Till death do us part.
But what if one parts before then?
Do you die, so you can make it right? So you don’t have to break a vow?
Life goes on—that’s the brutal fact you just can never get around, not alive anyway. It did for me, no matter how long I grieved. It went on around me, while I felt dead. I wanted to be dead. Still, it went on.
I lived, and found out one can’t live and not be alive. Least I can’t. So, I began to live, tired of dying.
I didn’t replace you. I found a new life, a new love. Something more than what I was missing, and finally I didn’t miss it anymore. I didn’t miss you. I didn’t want what I’d had.
What I had missed was what I’d thought we’d had, cruelly ripped away from me with a scar put in it’s place. A scar everyone could see. A scar of ugly self hate, slow to heal at all, festering with the delusion that I was deserving of the abuse you gave. But what we really had was just a chapter in a story—your story, made up along the way to fit your needs. Your needs, disguised as ours. You lied about that more than anything else, and you lied about almost everything.
You left me with a sawed off stump, my amputated ego hanging by shreds of aching skin.

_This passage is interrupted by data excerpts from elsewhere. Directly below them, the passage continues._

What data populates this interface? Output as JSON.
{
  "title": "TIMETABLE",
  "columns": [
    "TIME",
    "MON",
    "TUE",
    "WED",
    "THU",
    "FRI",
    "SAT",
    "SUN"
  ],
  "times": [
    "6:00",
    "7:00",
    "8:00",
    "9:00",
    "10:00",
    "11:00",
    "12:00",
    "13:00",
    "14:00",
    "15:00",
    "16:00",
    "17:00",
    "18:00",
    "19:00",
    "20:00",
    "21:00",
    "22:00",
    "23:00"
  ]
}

In the words of an old song we’ve both heard, “I Wouldn’t Treat a Dog” the way you treated me.
The magnitude of raw hurt I felt for years may have made it difficult for me to trust again, to really love and give myself to anyone. But it didn’t mean I wouldn’t, eventually. I did.
Till death do us part.
But you see, that died; I died, who you were to me died. I grieved, died, lost another chunk of myself here and there as time went on—the old rotting illusion of our marriage would shrivel and fall away, just drop off in chunks whenever I least expected. New little deaths, over and over. And by the time they finally all fell off I was so sick of the disease of them that I wanted them to go, even while it was still painful to let them go. And it usually was. Pieces of my identity went along. My belief system went along. My hope went along. And my ability to fall in love went along as well. So I imagined.
But know something here; I wasn’t really dead. Only pieces and parts of me, the pieces that you could still touch, the pieces you’d told me were me. Well, they’re not me.
I’ve spent some time backtracking, walking parallels of paths I took after you left me broken and bleeding. I didn’t set out to follow these old times, more they came to me, and called me out. Only after the fact can I see that they did so because I was finally ready to give all of myself to someone. It was necessary to see where I’d been since you changed how I saw love. And it was shocking how many wrong turns I made just trying to distance myself from what happened. Just trying to heal.
I visited those old spaces, places, loves, and found quickly that whatever stray parts of me were still laying about lost fit handily in a basket, nothing more than I could carry, although the basket seemed really large at the time. Later when I picked up the basket, it felt small and looked hardly a thing to hold so much woe, yet it was the same basket. And it was easily set down.
Finally one day all those stray, misshapen, fallen apart pieces, they were all gone. The little basket was just empty. I felt naked, and surprisingly light. Uncertain, too young to be the age that I am, I stepped up to my life. And love was waiting for me. I didn’t know I was waiting for it too. Sometimes we have to die a little, in order to really live. Life goes on. Life begins anew.